The 5th Brigade went through us on the evening of the 28th and after a night’s rest near Cappy, we moved forward after the retreating Hun, who was expecting to make a stand at Mont St. Quentin. We stayed near Frise, on the Somme Canal till the 31st when the 5th Brigade attacked Mont St. Quentin. Although unable to hold the village, they gave the Hun a terrible shaking and established themselves strongly half way up the hill. This extraordinary feat coupled with the success of the 3rd Division, we took the high ground to the north of Feuillaucourt and made it possible for the 6th Brigade to attack the position again at 5 am. On the 1st September, in conjunction with the 14th Brigade on the right and the 11th on the left. The attack was delivered by the 23rd and 24th Battalions with the 21st in support, with out the usual creeping barrage, but with artillery shooting on selected points. Like the 5th Brigade on the previous day, the attacking troops had to fight their way to their assembly positions. The attack carried our line well up the hill where the leading troops found parties of the 5th Brigade who had been surrounded all night. The 14th Brigade, on the right got into Peronne after hard fighting.

At 1.30 pm after half an hours hurricane bombardment of the hilltop, our Battalion reinforced the fighting line and with the 23rd and 24th finished off the job. After further heavy fighting we cleared the village and established ourselves on the far side of it. For a splendid account of this action see Mr. Cutlack’s book. To quote from a message received from the Corps Commander:- "The capture of Mont St. Quentin has evoked a chorus of praise from the press of the world as the finest single feat of the war".

The 7th Brigade advanced through us on the morning of the 2nd September and inflicted another severe defeat on the Hun, after which he set off hot foot for his next defensive position, the Hindenburg line.
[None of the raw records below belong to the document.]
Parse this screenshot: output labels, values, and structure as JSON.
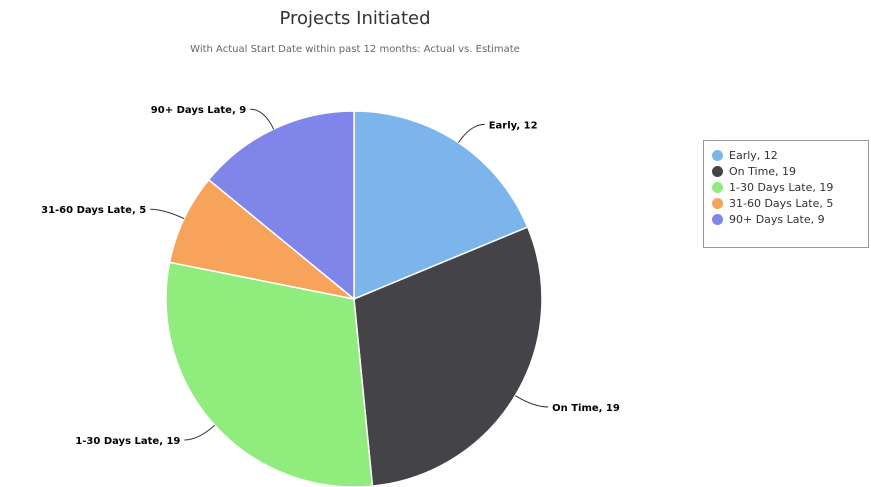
{
  "chart_data": {
    "type": "pie",
    "title": "Projects Initiated",
    "subtitle": "With Actual Start Date within past 12 months: Actual vs. Estimate",
    "legend_position": "right",
    "slices": [
      {
        "label": "Early",
        "value": 12,
        "display": "Early, 12",
        "color": "#7cb5ec"
      },
      {
        "label": "On Time",
        "value": 19,
        "display": "On Time, 19",
        "color": "#434348"
      },
      {
        "label": "1-30 Days Late",
        "value": 19,
        "display": "1-30 Days Late, 19",
        "color": "#90ed7d"
      },
      {
        "label": "31-60 Days Late",
        "value": 5,
        "display": "31-60 Days Late, 5",
        "color": "#f7a35c"
      },
      {
        "label": "90+ Days Late",
        "value": 9,
        "display": "90+ Days Late, 9",
        "color": "#8085e9"
      }
    ]
  }
}
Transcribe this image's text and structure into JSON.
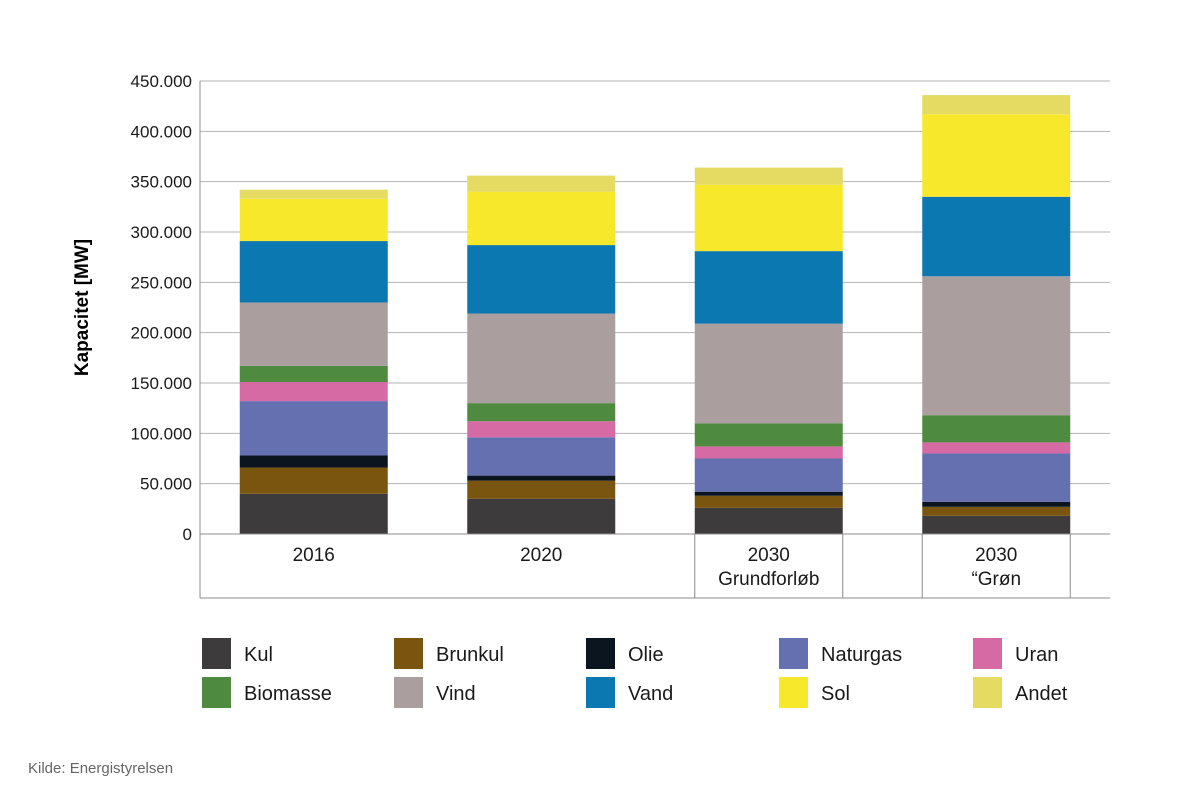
{
  "chart_data": {
    "type": "bar",
    "stacked": true,
    "title": "",
    "xlabel": "",
    "ylabel": "Kapacitet [MW]",
    "ylim": [
      0,
      450000
    ],
    "yticks": [
      0,
      50000,
      100000,
      150000,
      200000,
      250000,
      300000,
      350000,
      400000,
      450000
    ],
    "ytick_labels": [
      "0",
      "50.000",
      "100.000",
      "150.000",
      "200.000",
      "250.000",
      "300.000",
      "350.000",
      "400.000",
      "450.000"
    ],
    "grid": true,
    "legend_position": "bottom",
    "categories": [
      [
        "2016"
      ],
      [
        "2020"
      ],
      [
        "2030",
        "Grundforløb"
      ],
      [
        "2030",
        "“Grøn"
      ]
    ],
    "series": [
      {
        "name": "Kul",
        "color": "#3d3b3c",
        "values": [
          40000,
          35000,
          26000,
          18000
        ]
      },
      {
        "name": "Brunkul",
        "color": "#7a5510",
        "values": [
          26000,
          18000,
          12000,
          9000
        ]
      },
      {
        "name": "Olie",
        "color": "#0a1520",
        "values": [
          12000,
          5000,
          4000,
          5000
        ]
      },
      {
        "name": "Naturgas",
        "color": "#6470b0",
        "values": [
          54000,
          38000,
          33000,
          48000
        ]
      },
      {
        "name": "Uran",
        "color": "#d66aa4",
        "values": [
          19000,
          16000,
          12000,
          11000
        ]
      },
      {
        "name": "Biomasse",
        "color": "#4e8a3f",
        "values": [
          16000,
          18000,
          23000,
          27000
        ]
      },
      {
        "name": "Vind",
        "color": "#ab9e9f",
        "values": [
          63000,
          89000,
          99000,
          138000
        ]
      },
      {
        "name": "Vand",
        "color": "#0b78b2",
        "values": [
          61000,
          68000,
          72000,
          79000
        ]
      },
      {
        "name": "Sol",
        "color": "#f7e82c",
        "values": [
          42000,
          53000,
          66000,
          82000
        ]
      },
      {
        "name": "Andet",
        "color": "#e5db62",
        "values": [
          9000,
          16000,
          17000,
          19000
        ]
      }
    ]
  },
  "source": "Kilde: Energistyrelsen"
}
We took few prisoners, our numbers being so small and the Huns fighting so desperatly, prevented us doing so. We, however captured 58 machine guns and many senior officers were of the opinion that there were more dead Huns after Mont St. Quentin than any other battle on the Battalion front. Our Casualties from 31st August to 4th September, when we were withdrawn were:-

Officer, 4 killed, 2 Wounded, total 6.

Other ranks, 19 killed, 77 wounded, total 96.